HALTIM, Serambi Timur — Ketua Badan Pengawas Pemilu (Bawaslu) Kabupaten Halmahera Timur, Suratman Kadir, memberikan peringatan tegas kepada Aparatur Sipil Negara (ASN), TNI-Polri, Kepala Desa, perangkat desa, dan Badan Permusyawaratan Desa (BPD) untuk menjaga netralitas menjelang penetapan dan pengundian nomor urut pasangan calon Bupati dan Wakil Bupati.
Suratman menegaskan bahwa sanksi pidana akan diberikan tanpa pandang bulu jika Bawaslu menemukan pelanggaran netralitas. Laporan dari masyarakat atau temuan lapangan yang menunjukkan keterlibatan pihak-pihak tersebut dalam mendukung calon tertentu akan diproses sesuai aturan.
“Setelah penetapan pasangan calon dan pengundian nomor urut, serta dalam deklarasi kampanye damai ini, kami menghimbau ASN, TNI-Polri, Kepala Desa, perangkat desa, dan BPD untuk menjaga netralitas. Jika mereka menggunakan jabatan dan wewenang untuk mengarahkan dukungan kepada calon tertentu, itu sudah masuk kategori politik praktis dan akan dikenakan sanksi pidana pemilu,” ujar Suratman pada Selasa, 24 September.

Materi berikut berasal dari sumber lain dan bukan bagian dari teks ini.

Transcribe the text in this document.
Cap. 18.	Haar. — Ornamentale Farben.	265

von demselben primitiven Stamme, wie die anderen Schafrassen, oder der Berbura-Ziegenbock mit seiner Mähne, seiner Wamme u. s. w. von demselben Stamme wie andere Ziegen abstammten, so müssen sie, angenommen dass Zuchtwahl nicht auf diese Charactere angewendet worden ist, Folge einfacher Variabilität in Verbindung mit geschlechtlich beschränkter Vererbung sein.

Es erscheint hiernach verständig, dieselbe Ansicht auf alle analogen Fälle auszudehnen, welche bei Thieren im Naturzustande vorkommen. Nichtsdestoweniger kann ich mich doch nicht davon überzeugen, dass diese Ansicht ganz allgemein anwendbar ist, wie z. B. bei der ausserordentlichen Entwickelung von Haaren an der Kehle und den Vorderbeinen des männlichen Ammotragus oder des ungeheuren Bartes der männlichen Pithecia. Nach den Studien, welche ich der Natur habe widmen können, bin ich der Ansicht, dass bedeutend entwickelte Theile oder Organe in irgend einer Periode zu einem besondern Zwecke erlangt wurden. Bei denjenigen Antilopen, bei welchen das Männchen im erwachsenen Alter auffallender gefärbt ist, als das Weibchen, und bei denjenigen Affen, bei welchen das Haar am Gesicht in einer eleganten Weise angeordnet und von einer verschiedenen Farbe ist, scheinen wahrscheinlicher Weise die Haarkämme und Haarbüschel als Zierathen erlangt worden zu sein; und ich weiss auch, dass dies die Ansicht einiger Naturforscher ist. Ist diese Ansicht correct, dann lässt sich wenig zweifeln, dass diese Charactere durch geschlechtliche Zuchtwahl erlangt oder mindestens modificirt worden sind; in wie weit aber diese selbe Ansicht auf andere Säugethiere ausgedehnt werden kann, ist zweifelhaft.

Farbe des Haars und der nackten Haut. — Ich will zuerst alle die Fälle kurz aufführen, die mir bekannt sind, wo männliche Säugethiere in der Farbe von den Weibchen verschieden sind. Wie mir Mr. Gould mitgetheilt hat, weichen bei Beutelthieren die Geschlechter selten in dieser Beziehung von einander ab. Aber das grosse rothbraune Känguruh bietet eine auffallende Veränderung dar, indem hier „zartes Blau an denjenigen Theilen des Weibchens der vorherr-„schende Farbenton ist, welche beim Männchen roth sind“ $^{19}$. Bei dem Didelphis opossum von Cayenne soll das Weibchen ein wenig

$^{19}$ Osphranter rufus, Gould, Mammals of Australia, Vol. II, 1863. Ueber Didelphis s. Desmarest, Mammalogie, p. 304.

Ia menambahkan bahwa ASN harus memahami posisi mereka sebagai aparatur negara yang diwajibkan bersikap netral, meskipun memiliki hak pilih.
“ASN memang punya hak pilih, tapi undang-undang melarang mereka terlibat dalam politik praktis, baik dalam bentuk sosialisasi maupun kampanye calon tertentu,” jelasnya.
Untuk memperkuat pengawasan, Bawaslu akan bekerja sama dengan pihak kepolisian guna memperketat patroli siber terhadap akun media sosial milik ASN, TNI-Polri, Kepala Desa, perangkat desa, dan BPD.
“Kami meminta masyarakat untuk ikut memantau netralitas dan segera melaporkan jika ada pelanggaran,” tegas Suratman.